The origins of physiology can be traced back to Jean Fernel (1497–1558) who introduced the term in his Physiologia which was part of his Universa Medica. The subject blossomed in the nineteenth century and was greatly assisted when Pflüger (Fig. 1, left) founded this journal in 1868 [2, 3]. Articles by no lesser figures than Bernstein, Helmholtz, Panum, Donders, Aubert and Exner can be found in volume 1. Indeed, it was in this volume that the first measurements of the speed and waveform of action potentials were presented by Bernstein (Fig. 1, right). The origins of neuroscience are less easy to trace. The term was introduced by Francis Otto Schmitt in the 1960s, but the endeavour itself is much more ancient. It reflects the work of many who conspired to illuminate the structure of the nervous system, the manner of communication within it, its links to reflexes and its relation to more complex behaviour, as well as to perceptual experience. Now, the prefix ‘neuro’ is applied to almost everything! Despite this widespread use, neuroscience is seldom accorded a definition of any detail. It thrives on its vague appeal to advances that are being achieved in studies of the nervous system, and as such the origins of neuroscience stretch back to antiquity. The neurosciences emerged from the biological sciences because conceptual building blocks were isolated, and the ways in which they can be arranged were explored. The foundations on which the structure could be securely based were the cell and neuron doctrines on the biological side, and morphology and electrophysiology on the functional side.

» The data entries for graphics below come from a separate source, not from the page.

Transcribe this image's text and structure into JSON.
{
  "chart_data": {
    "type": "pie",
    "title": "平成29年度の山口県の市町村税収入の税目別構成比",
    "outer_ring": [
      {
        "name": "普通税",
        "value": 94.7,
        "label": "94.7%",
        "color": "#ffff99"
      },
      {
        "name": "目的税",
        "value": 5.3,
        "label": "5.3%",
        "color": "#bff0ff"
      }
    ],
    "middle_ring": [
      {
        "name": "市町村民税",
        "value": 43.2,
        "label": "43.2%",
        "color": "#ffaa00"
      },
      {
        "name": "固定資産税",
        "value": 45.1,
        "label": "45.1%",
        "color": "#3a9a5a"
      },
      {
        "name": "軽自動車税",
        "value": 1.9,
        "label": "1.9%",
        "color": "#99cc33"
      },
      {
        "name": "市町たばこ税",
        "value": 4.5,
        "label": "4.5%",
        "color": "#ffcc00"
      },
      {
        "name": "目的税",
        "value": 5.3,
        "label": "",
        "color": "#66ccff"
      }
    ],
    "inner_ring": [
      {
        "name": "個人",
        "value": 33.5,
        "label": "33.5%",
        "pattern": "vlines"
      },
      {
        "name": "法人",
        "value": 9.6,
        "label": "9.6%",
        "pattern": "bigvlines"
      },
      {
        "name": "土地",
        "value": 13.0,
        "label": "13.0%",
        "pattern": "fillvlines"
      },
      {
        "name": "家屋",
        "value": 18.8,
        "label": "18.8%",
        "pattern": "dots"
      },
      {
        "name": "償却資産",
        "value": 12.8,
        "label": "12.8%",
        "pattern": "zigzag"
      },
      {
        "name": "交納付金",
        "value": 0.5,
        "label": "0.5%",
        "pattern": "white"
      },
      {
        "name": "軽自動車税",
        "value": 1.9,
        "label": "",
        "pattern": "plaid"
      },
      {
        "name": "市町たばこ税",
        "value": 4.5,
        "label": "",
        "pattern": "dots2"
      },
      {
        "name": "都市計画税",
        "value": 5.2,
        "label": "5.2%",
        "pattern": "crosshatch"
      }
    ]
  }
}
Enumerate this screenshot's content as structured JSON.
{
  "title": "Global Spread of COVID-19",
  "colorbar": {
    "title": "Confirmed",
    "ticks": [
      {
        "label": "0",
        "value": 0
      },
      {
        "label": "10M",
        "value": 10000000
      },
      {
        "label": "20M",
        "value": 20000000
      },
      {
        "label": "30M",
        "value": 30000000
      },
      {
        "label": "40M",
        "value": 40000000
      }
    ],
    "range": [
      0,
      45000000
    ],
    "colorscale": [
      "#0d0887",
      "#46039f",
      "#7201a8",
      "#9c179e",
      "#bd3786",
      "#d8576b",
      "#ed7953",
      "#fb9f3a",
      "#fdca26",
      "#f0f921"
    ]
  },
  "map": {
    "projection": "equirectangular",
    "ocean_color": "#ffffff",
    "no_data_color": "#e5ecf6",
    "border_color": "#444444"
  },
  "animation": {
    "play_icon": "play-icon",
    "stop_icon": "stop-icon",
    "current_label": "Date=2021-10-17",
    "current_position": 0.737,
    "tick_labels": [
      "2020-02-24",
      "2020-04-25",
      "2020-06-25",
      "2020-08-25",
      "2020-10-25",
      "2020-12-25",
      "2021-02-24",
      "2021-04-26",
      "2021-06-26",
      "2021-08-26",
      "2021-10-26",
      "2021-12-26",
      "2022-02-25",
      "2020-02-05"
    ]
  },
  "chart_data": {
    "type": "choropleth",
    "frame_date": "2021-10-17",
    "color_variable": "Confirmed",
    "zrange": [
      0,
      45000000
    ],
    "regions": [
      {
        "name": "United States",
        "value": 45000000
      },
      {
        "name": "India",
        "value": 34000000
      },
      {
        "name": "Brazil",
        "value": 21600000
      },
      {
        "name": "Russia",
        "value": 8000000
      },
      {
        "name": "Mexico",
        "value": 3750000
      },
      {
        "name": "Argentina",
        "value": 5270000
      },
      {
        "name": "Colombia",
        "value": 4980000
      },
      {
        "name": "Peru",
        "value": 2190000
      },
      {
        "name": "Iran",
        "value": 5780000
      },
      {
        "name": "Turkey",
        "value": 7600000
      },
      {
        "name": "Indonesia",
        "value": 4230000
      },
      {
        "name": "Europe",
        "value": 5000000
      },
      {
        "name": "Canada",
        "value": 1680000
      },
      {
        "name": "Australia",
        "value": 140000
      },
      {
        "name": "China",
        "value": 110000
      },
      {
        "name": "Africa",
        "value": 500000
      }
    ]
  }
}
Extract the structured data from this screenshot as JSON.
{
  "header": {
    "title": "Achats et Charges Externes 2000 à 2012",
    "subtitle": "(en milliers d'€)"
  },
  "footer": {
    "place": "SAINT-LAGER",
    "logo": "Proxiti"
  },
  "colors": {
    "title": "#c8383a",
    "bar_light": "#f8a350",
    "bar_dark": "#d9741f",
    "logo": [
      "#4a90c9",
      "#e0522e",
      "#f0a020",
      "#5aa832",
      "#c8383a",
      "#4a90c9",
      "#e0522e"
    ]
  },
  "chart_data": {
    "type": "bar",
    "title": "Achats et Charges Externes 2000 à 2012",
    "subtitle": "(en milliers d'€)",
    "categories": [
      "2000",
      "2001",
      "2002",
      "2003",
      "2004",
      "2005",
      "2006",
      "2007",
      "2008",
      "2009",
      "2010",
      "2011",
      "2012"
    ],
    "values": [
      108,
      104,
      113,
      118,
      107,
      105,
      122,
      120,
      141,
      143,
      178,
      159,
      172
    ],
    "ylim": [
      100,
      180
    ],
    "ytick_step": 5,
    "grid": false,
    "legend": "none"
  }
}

Physiology made particularly large strides in the nineteenth century. It emerged as a science on the wave of the investigations of the electric nature of muscle and nerve excitability in frog preparations made by Galvani at the end of the previous century. Galvani's experiments had been inspired by previous research on the shocks delivered by certain fish; they were recognised to be electrical by several amateur natural philosophers like John Walsh. In the first half of the nineteenth century, Matteucci (whose bicentenary is being celebrated this year) succeeded in measuring the ‘animal electricity’ with a physical instrument and provided evidence of its biological origin. Matteucci's research heralded great progress in electrophysiology and the subject flourished in German universities, with the studies of celebrated scholars such as du Bois-Reymond, Helmholtz, Pflüger, Hermann and many others, culminating in Bernstein's ‘membrane theory’. For young modern neuroscientists, these studies probably represent the watershed between what is considered contemporary science and what is seen as its historical background, perceived in distant and somewhat cloudy perspective. However, ‘we cannot clearly be aware of what we possess till we have the means of knowing what others possessed before us. We cannot really and honestly rejoice in the advantages of our own time if we do not know how to appreciate the advantages of former periods’. These words, which underline the importance of the past for the enjoyment and comprehension of the present, were uttered by a great poet, Johann Wolfgang von Goethe. He was so deeply immersed in science that he considered his achievements in this field more important than his famous poetic creations. They also provide the opening quotation in the introduction to http://neuroportraits.eu/, the construction of which was supported by the Federation of the European Neuroscience Societies. All the individuals mentioned in this editorial, and many more, are portrayed and their visages are combined with aspects of their contributions to physiology, especially electrophysiology and neuroscience, like the portraits of Pflüger and Bernstein in Fig. 1. By combining electrophysiology and neuroscience with its history, we wish to go beyond the narrow technicalities of modern research and aim at recovering the great intellectual attraction that the scientific enterprise held in former periods.